Hopefully, farmers have done their due diligence and planned for whiteflies with proper sanitation of previous crops. That is one of the best management tactics growers can implement, says Hugh Smith, Associate Professor of Entomology and Nematology at the University of Florida Gulf Coast Research and Education Center.
“In tomatoes down here, the main issue are the whiteflies and tomato yellow leaf curl virus. The most important thing for that is for (growers) just to make sure that anything from a previous season has been completely destroyed and cleaned up,” Smith said. “There’s some places where there’s still a lot. (Farmers) always want to know what to spray, and that hasn’t changed a whole lot.
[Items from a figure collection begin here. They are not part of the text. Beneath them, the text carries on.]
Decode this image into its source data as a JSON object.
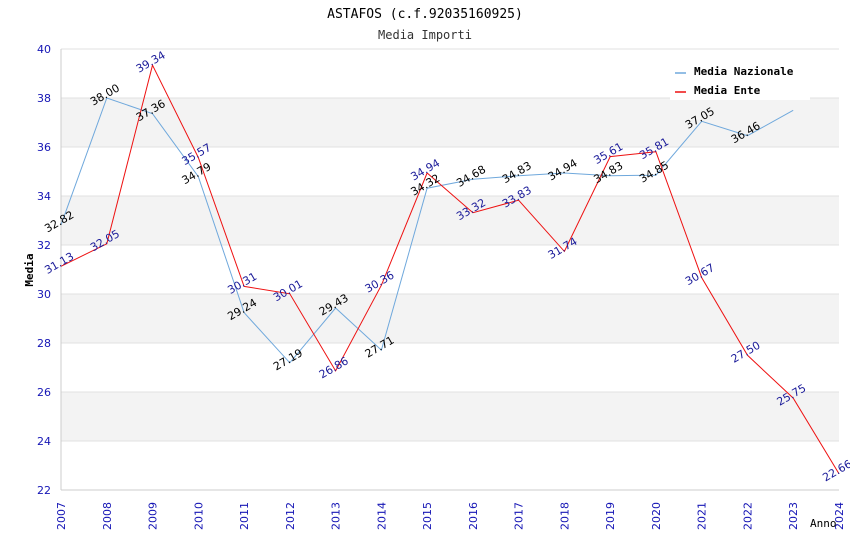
{
  "chart_data": {
    "type": "line",
    "title": "ASTAFOS (c.f.92035160925)",
    "subtitle": "Media Importi",
    "xlabel": "Anno",
    "ylabel": "Media",
    "ylim": [
      22,
      40
    ],
    "yticks": [
      22,
      24,
      26,
      28,
      30,
      32,
      34,
      36,
      38,
      40
    ],
    "x": [
      "2007",
      "2008",
      "2009",
      "2010",
      "2011",
      "2012",
      "2013",
      "2014",
      "2015",
      "2016",
      "2017",
      "2018",
      "2019",
      "2020",
      "2021",
      "2022",
      "2023",
      "2024"
    ],
    "grid": "horizontal bands",
    "legend_position": "top-right",
    "series": [
      {
        "name": "Media Nazionale",
        "color": "#6fa8dc",
        "label_color": "#000000",
        "values": [
          32.82,
          38.0,
          37.36,
          34.79,
          29.24,
          27.19,
          29.43,
          27.71,
          34.32,
          34.68,
          34.83,
          34.94,
          34.83,
          34.85,
          37.05,
          36.46,
          37.5,
          null
        ],
        "labels": [
          "32.82",
          "38.00",
          "37.36",
          "34.79",
          "29.24",
          "27.19",
          "29.43",
          "27.71",
          "34.32",
          "34.68",
          "34.83",
          "34.94",
          "34.83",
          "34.85",
          "37.05",
          "36.46",
          "",
          ""
        ]
      },
      {
        "name": "Media Ente",
        "color": "#ee1111",
        "label_color": "#1a1a99",
        "values": [
          31.13,
          32.05,
          39.34,
          35.57,
          30.31,
          30.01,
          26.86,
          30.36,
          34.94,
          33.32,
          33.83,
          31.74,
          35.61,
          35.81,
          30.67,
          27.5,
          25.75,
          22.66
        ],
        "labels": [
          "31.13",
          "32.05",
          "39.34",
          "35.57",
          "30.31",
          "30.01",
          "26.86",
          "30.36",
          "34.94",
          "33.32",
          "33.83",
          "31.74",
          "35.61",
          "35.81",
          "30.67",
          "27.50",
          "25.75",
          "22.66"
        ]
      }
    ]
  }
}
But just the importance of clean culture, whether it’s tomatoes or watermelons and cucurbits that also have a lot of whitefly-transmitted viruses; just making sure there’s nothing from previous seasons that’s still there in terms of inoculum for virus or whiteflies.”
Tomato yellow curl virus can cause very high yield losses and reduce the crop’s marketability. In some instances, the entire crop can be lost. The virus can cause yellowing foliage, leaf curling and stunting.
The rains over the past two months helped suppress whiteflies during the summer. They also encouraged natural pathogens that attacked whitefly populations.